L’indagine Confesercenti-Ispo che ha monitorato per mesi la situazione segnala come gli italiani esprimano in primo luogo l’esigenza di una riforma fiscale che pesi meno su famiglie ed imprese. Inoltre emerge una sostanziale continuità di giudizi improntati ad un severo rigore in materia fiscale. il 79% degli italiani boccia evasori ed elusori fiscali, una percentuale che alla fine di maggio era in aumento di 3 punti da febbraio 2010 e che conferma il crescere della condanna nei confronti di chi fa il furbo con il fisco. Se poi si confronta il dato del 79% di “intransigenti” con le risultanze emerse a gennaio 2009 l’aumento è perfino assai più netto: ben 8 punti (71%). Un atteggiamento che si accompagna alla esigenza sempre più evidente di un fisco che cominci ad invertire la marcia e diventi gradualmente meno pesante.
Rispetto alla questione fiscale ed a quella dell’evasione ed elusione sul giudizio degli italiani incide anche la forte preoccupazione per la crisi: tanto che una parte di questi non esclude una certa indulgenza verso comportamenti non corretti la percentuale più cospicua è costituita dal 30% dei disoccupati (erano il 28% nel sondaggio precedente) quasi fosse un sentimento di “rivolta” contro una situazione che preclude lavoro e stabilità, a ruota il 5% delle casalinghe ed il 22% dei lavoratori dipendenti con basse qualifiche, e qui gioca un ruolo imporante la paura del futuro, ed ancorail 17% dei pensionati. Categorie sociali che hanno subito e subiscono i colpi più pesanti della fase recessiva ed esprimono molto probabilmente con tale parere anche la “rabbia” nei confronti dello stato di disagio che sono costrette a subire, una sorta di rivalsa per una società che non garantisce stabilità del lavoro o, comunque, una occupazione qualificata. E di conseguenza è carente in termini di equità. Tra imprenditori, professionisti e studenti gli indulgenti si attestano fra un 21 ed un 17%.

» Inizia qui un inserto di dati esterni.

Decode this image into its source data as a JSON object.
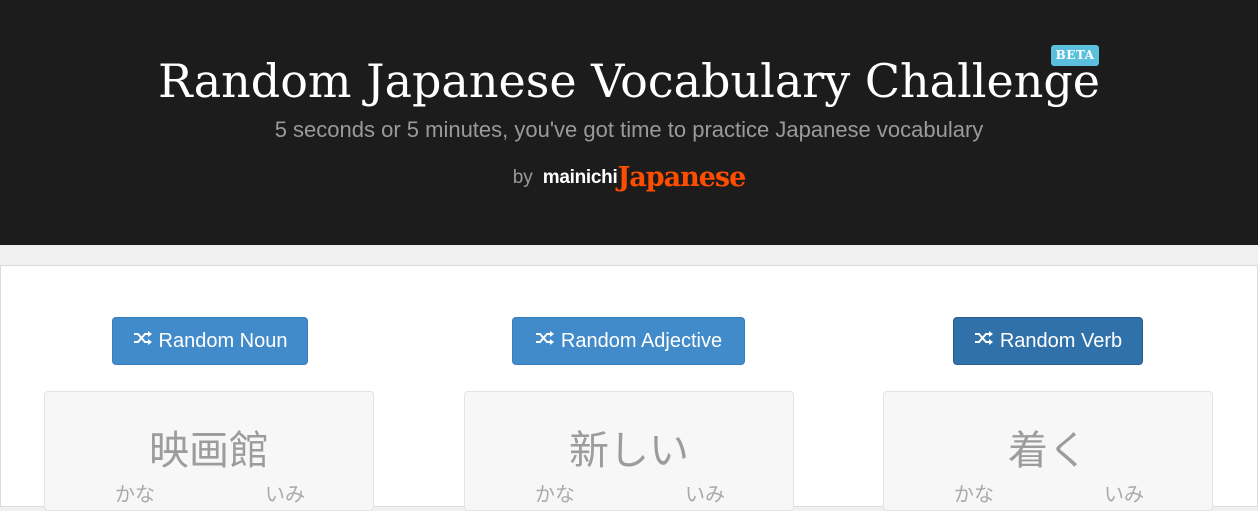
{
  "header": {
    "title": "Random Japanese Vocabulary Challenge",
    "badge": "BETA",
    "subtitle": "5 seconds or 5 minutes, you've got time to practice Japanese vocabulary",
    "by": "by",
    "logo_part1": "mainichi",
    "logo_part2": "Japanese"
  },
  "buttons": [
    {
      "label": "Random Noun",
      "icon": "shuffle-icon"
    },
    {
      "label": "Random Adjective",
      "icon": "shuffle-icon"
    },
    {
      "label": "Random Verb",
      "icon": "shuffle-icon"
    }
  ],
  "cards": [
    {
      "word": "映画館",
      "kana_label": "かな",
      "meaning_label": "いみ"
    },
    {
      "word": "新しい",
      "kana_label": "かな",
      "meaning_label": "いみ"
    },
    {
      "word": "着く",
      "kana_label": "かな",
      "meaning_label": "いみ"
    }
  ],
  "colors": {
    "header_bg": "#1c1c1c",
    "button": "#428bca",
    "button_active": "#3071a9",
    "badge": "#5bc0de",
    "logo_accent": "#ff4d00"
  }
}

Sul piano territoriale cresce in modo consistente dal febbraio 2010 il numero di coloro che esprimono pollice “verso” sul fenomeno dell’evasione fiscale al Centro (dal 49% asl 62%) al sud ed isole (dal 46% al 50%). Altalenante come la speranza di uscire dalla crisi il nord-est (dal 51% al 58% poi nuovamente il 51%). Controtendenza il Nord Ovest dove invece la percentuale cala dal 58% al 44%.
Anche un altro test segnala la presenza di una ampia maggioranza virtuosa che soprattutto nella fase più acuta di crisi non è disponibile ad essere tollerante. Di fronte alla considerazione che si può “pensare ai problemi economici personali e non pagare qualche tassa”, la percentuale di chi non è d’accordo su questa tesi sale dal 71% di febbraio al 76%. Resta sempre,è pur vero, quasi un quarto della popolazione che sembra voler giustificare un atteggiamento egoistico o di “sopravvivenza” costi quel che costi (il 23% del campione che risulta così suddiviso: molto d’accordo il 4%, abbastanza d’accordo il 19%). Fra questi ultimi emerge un 36% di persone che sono in cassa integrazione. O ha perso il lavoro. Quelli che sono a favore di un comportamento corretto si trovano in particolare fra i meno giovani ed i più acculturati. E per le aree territoriali sono più “sensibili” nord est e centro.
“Ignorare” qualche imposta senza sensi di colpa o con qualche rimorso? Del 23% di “indulgenti” nei riguardi di tali comportamenti negativi ben il 16% ritiene che non debba esserci nemmeno l’ombra di un rimorso. Ma la crisi e il conseguente stato di necessità economica sembra fare capolino anche in questo caso: fra gli italiani che non si scandalizzano di una qualche furberia fiscale senza sensi di colpa appare in crescita la percentuale tra chi ha perso il lavoro od è in cassa integrazione (dal 17 di febbraio 2010 al 26%), tra chi pensa che fra un anno la situazione economica sia peggiorata (dal 20 al 27%), tra chi è preoccupato per il bilancio familiare (dal 15 al 19%).